- Directed by: David Lynch
- Written by: David Lynch
- Produced by: David Lynch
- Starring: Jordan Ladd Etsuko Shikata Cerina Vincent
- Cinematography: David Lynch
- Release date: April 12, 2002;
- Running time: 8 minutes
- Country: United States
- Language: English

= Darkened Room =

Darkened Room is a 2002 short surrealist experimental psychological drama film written, directed, shot, and produced by David Lynch. It first appeared on Lynch's website and was subsequently released on the DVD Dynamic:01.

== Plot ==
A Japanese woman (Etsuko Shikata) shows the viewer her apartment in Tokyo and muses on the amount of bananas produced worldwide, before telling the viewer that her friend next door is sad. The scene cuts to an American woman (Jordan Ladd) crying on a sofa when a second American woman (Cerina Vincent) enters, says cruel things to her, and threatens to tell her "the truth". The film then fades to black.

==Cast==
- Jordan Ladd as Girl #1
- Etsuko Shikata as Herself
- Cerina Vincent as Girl #2

== Production ==
The film was shot on digital video. In an introduction that appears on the Dynamic:01 DVD, Lynch called the film "an experiment based on some idea" and said it "was always some kind of tie in to bananas, information concerning bananas, so we can all learn some things as we enjoy the shows". He then laughs.

== Analysis ==
The film has been compared to other Lynch productions for the prominence of the act of crying and the presence of a lost girl. It has been suggested that Darkened Room served as an inspiration for several motifs in his film Inland Empire (2006), including the "lost girl" figure who represents entrapment and narrative disconnection. Key visual and thematic elements, such as the cigarette burn in a silk slip and the symbolic significance of a watch, are also echoed in Inland Empire. Jordan Ladd, who played the crying woman in Darkened Room, appeared in Inland Empire.
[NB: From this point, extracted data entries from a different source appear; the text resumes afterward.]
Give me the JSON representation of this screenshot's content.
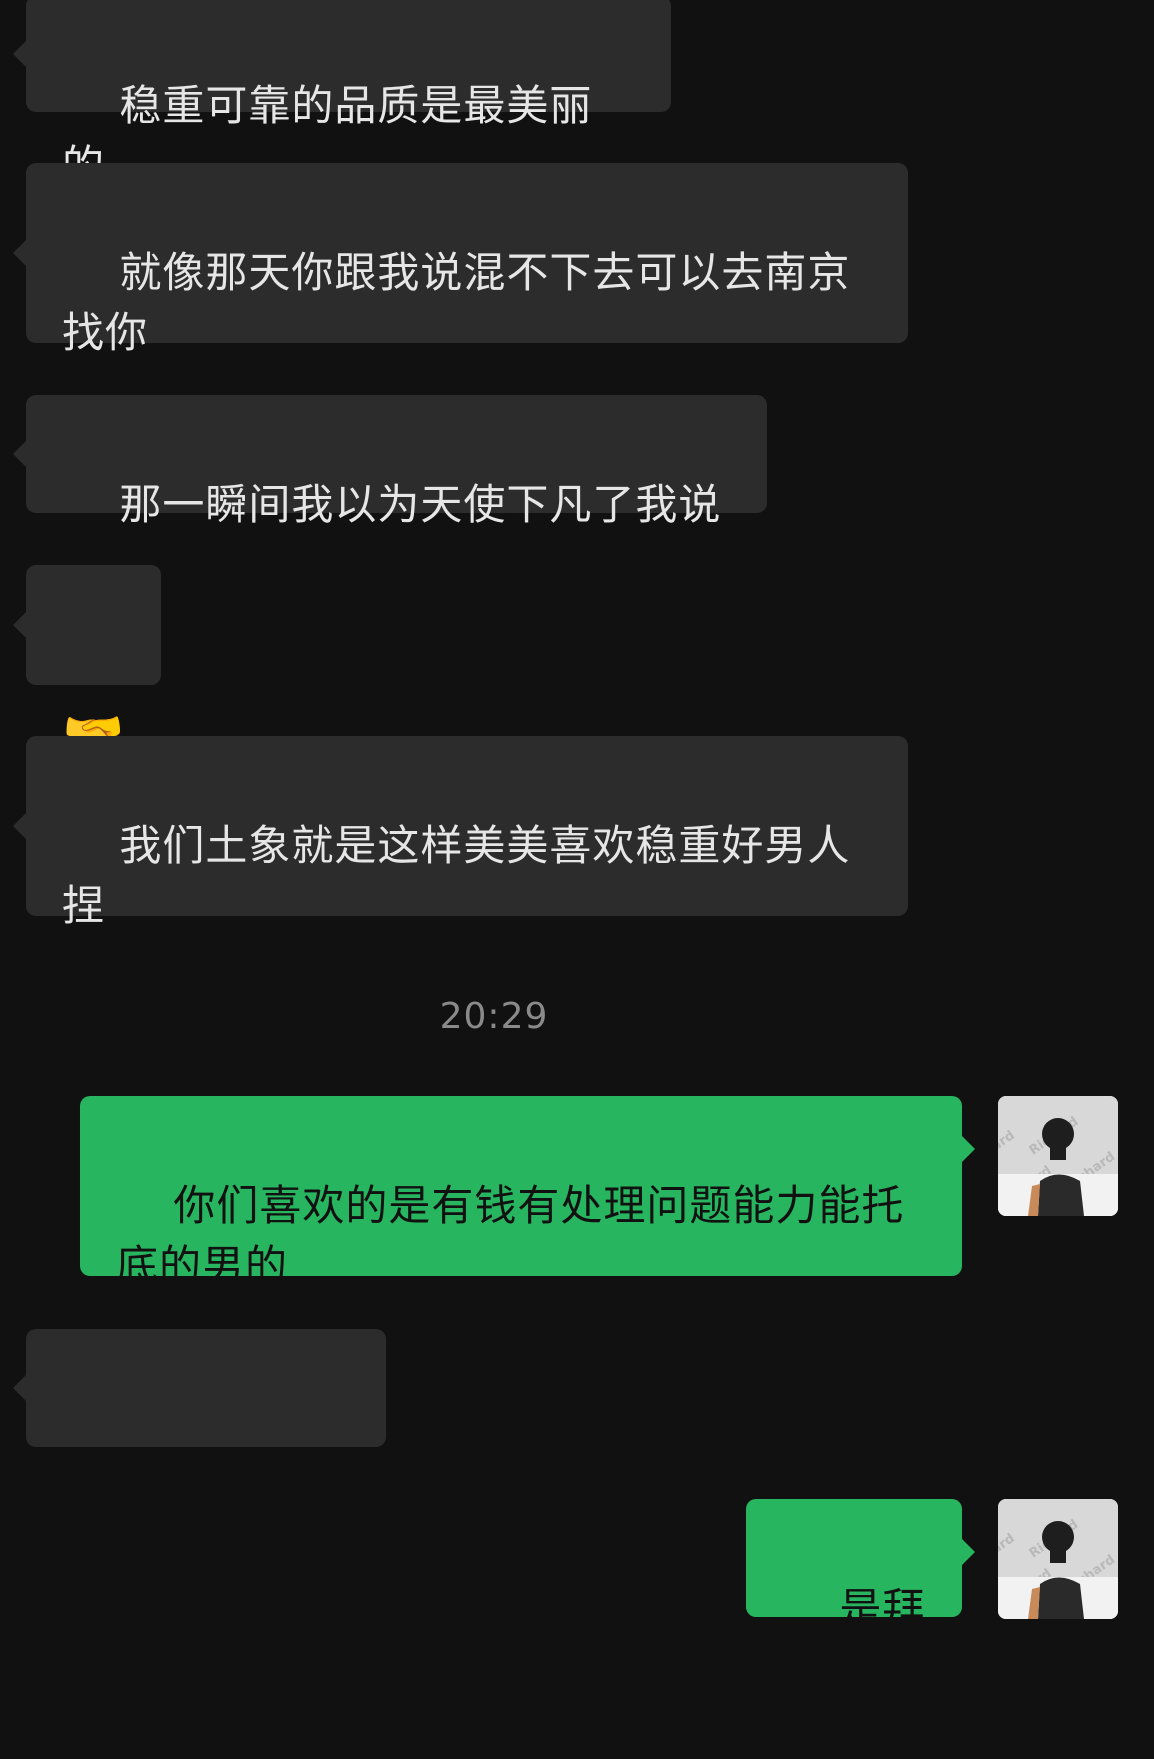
{
  "messages": [
    {
      "side": "in",
      "text": "稳重可靠的品质是最美丽的"
    },
    {
      "side": "in",
      "text": "就像那天你跟我说混不下去可以去南京\n找你"
    },
    {
      "side": "in",
      "text": "那一瞬间我以为天使下凡了我说"
    },
    {
      "side": "in",
      "text": "🤝"
    },
    {
      "side": "in",
      "text": "我们土象就是这样美美喜欢稳重好男人\n捏"
    },
    {
      "side": "out",
      "text": "你们喜欢的是有钱有处理问题能力能托\n底的男的"
    },
    {
      "side": "in",
      "text": "　　　　　　"
    },
    {
      "side": "out",
      "text": "是拜金"
    }
  ],
  "timestamp": "20:29",
  "avatar": {
    "watermark": "Richard"
  },
  "colors": {
    "background": "#111111",
    "incoming_bubble": "#2c2c2c",
    "outgoing_bubble": "#27b560",
    "timestamp": "#8a8a8a"
  }
}
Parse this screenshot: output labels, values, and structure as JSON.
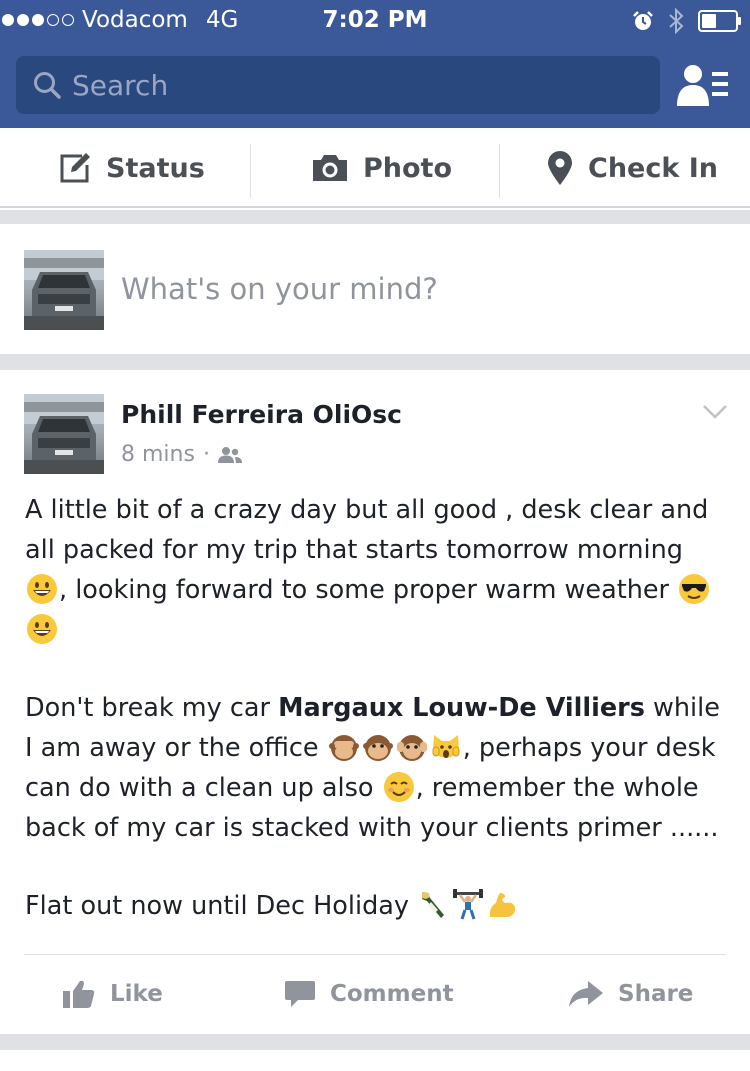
{
  "status_bar": {
    "carrier": "Vodacom",
    "network": "4G",
    "time": "7:02 PM",
    "signal_bars_filled": 3,
    "icons": [
      "alarm-icon",
      "bluetooth-icon",
      "battery-icon"
    ]
  },
  "header": {
    "search_placeholder": "Search",
    "icons": [
      "search-icon",
      "friend-requests-icon"
    ]
  },
  "composer": {
    "status_label": "Status",
    "photo_label": "Photo",
    "checkin_label": "Check In",
    "prompt": "What's on your mind?"
  },
  "post": {
    "author": "Phill Ferreira OliOsc",
    "time": "8 mins",
    "separator": "·",
    "audience_icon": "friends-icon",
    "p1_a": "A little bit of a crazy day but all good , desk clear and all packed for my trip that starts tomorrow morning ",
    "p1_b": ", looking forward to some proper warm weather ",
    "p2_a": "Don't break my car ",
    "p2_mention": "Margaux Louw-De Villiers",
    "p2_b": " while I am away or the office ",
    "p2_c": ", perhaps your desk can do with a clean up also ",
    "p2_d": ", remember the whole back of my car is stacked with your clients primer ......",
    "p3": "Flat out now until Dec Holiday ",
    "emojis": [
      "grinning",
      "sunglasses",
      "grinning",
      "see-no-evil-monkey",
      "monkey-face",
      "hear-no-evil-monkey",
      "screaming-cat",
      "smiling-blush",
      "champagne",
      "weightlifter",
      "flexed-biceps"
    ]
  },
  "actions": {
    "like_label": "Like",
    "comment_label": "Comment",
    "share_label": "Share"
  },
  "colors": {
    "brand_blue": "#3b5998",
    "search_bg": "#29487d",
    "muted_text": "#90949c",
    "divider": "#dfe1e4"
  }
}
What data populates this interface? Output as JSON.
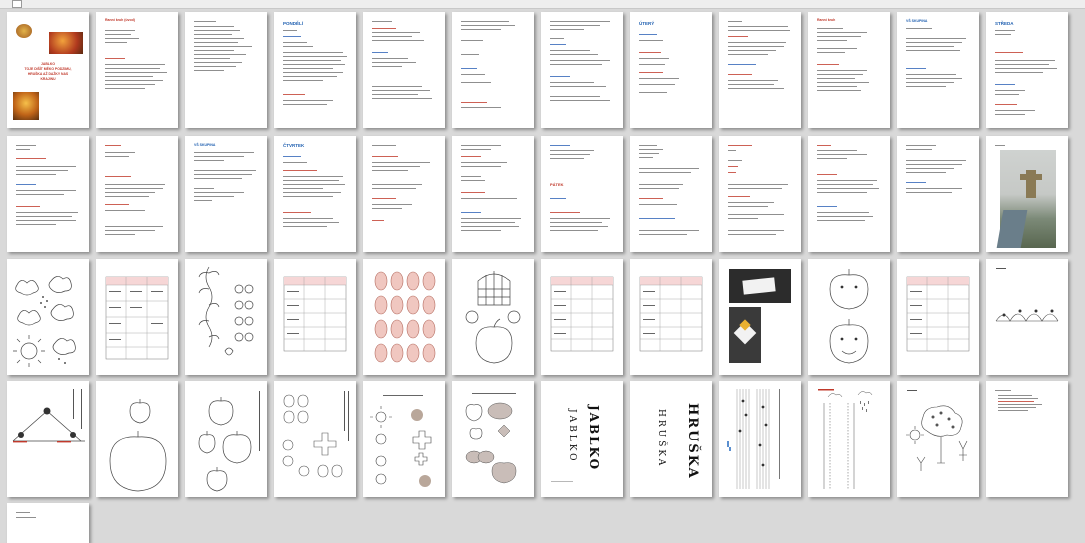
{
  "cover": {
    "title_lines": [
      "JABLKO",
      "TOJE DIŠÍT MĚKO PODZIMU,",
      "HRUŠKA AŽ DAŽKY NAS",
      "KRAJINU"
    ]
  },
  "page_headings": {
    "p2": "Ranní kruh (úvod)",
    "p4": "PONDĚLÍ",
    "p10": "ÚTERÝ",
    "p13": "Ranní kruh",
    "p14": "VŠ SKUPINA",
    "p15": "STŘEDA",
    "p18": "VŠ SKUPINA",
    "p19": "ČTVRTEK",
    "p23": "PÁTEK"
  },
  "word_pages": {
    "jablko": "JABLKO",
    "hruska": "HRUŠKA"
  }
}
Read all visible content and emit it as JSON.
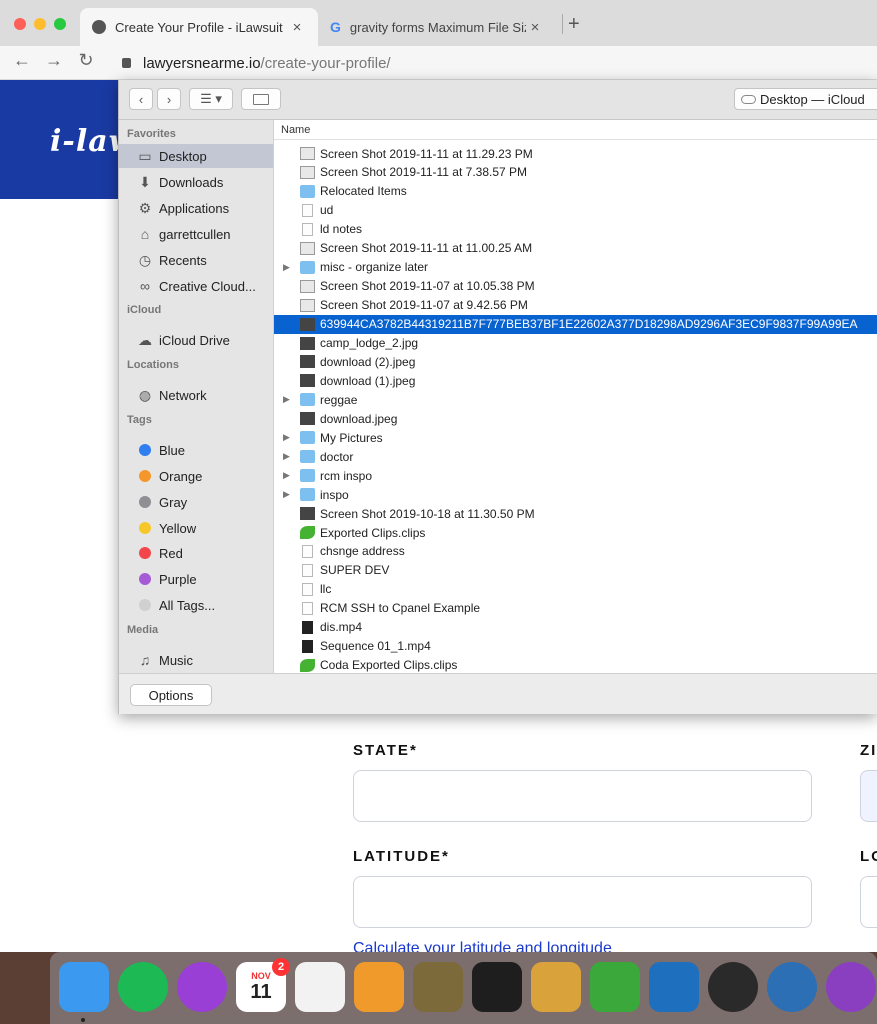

Kristina Šekrst argues that the short film uses performative speech acts to construct identity, particularly through the interactions between the two characters in the second half, drawing connections between Darkened Room and Lynch's later work while noting shared elements like the use of confined spaces to symbolize psychological entrapment and the layering of narrative realities.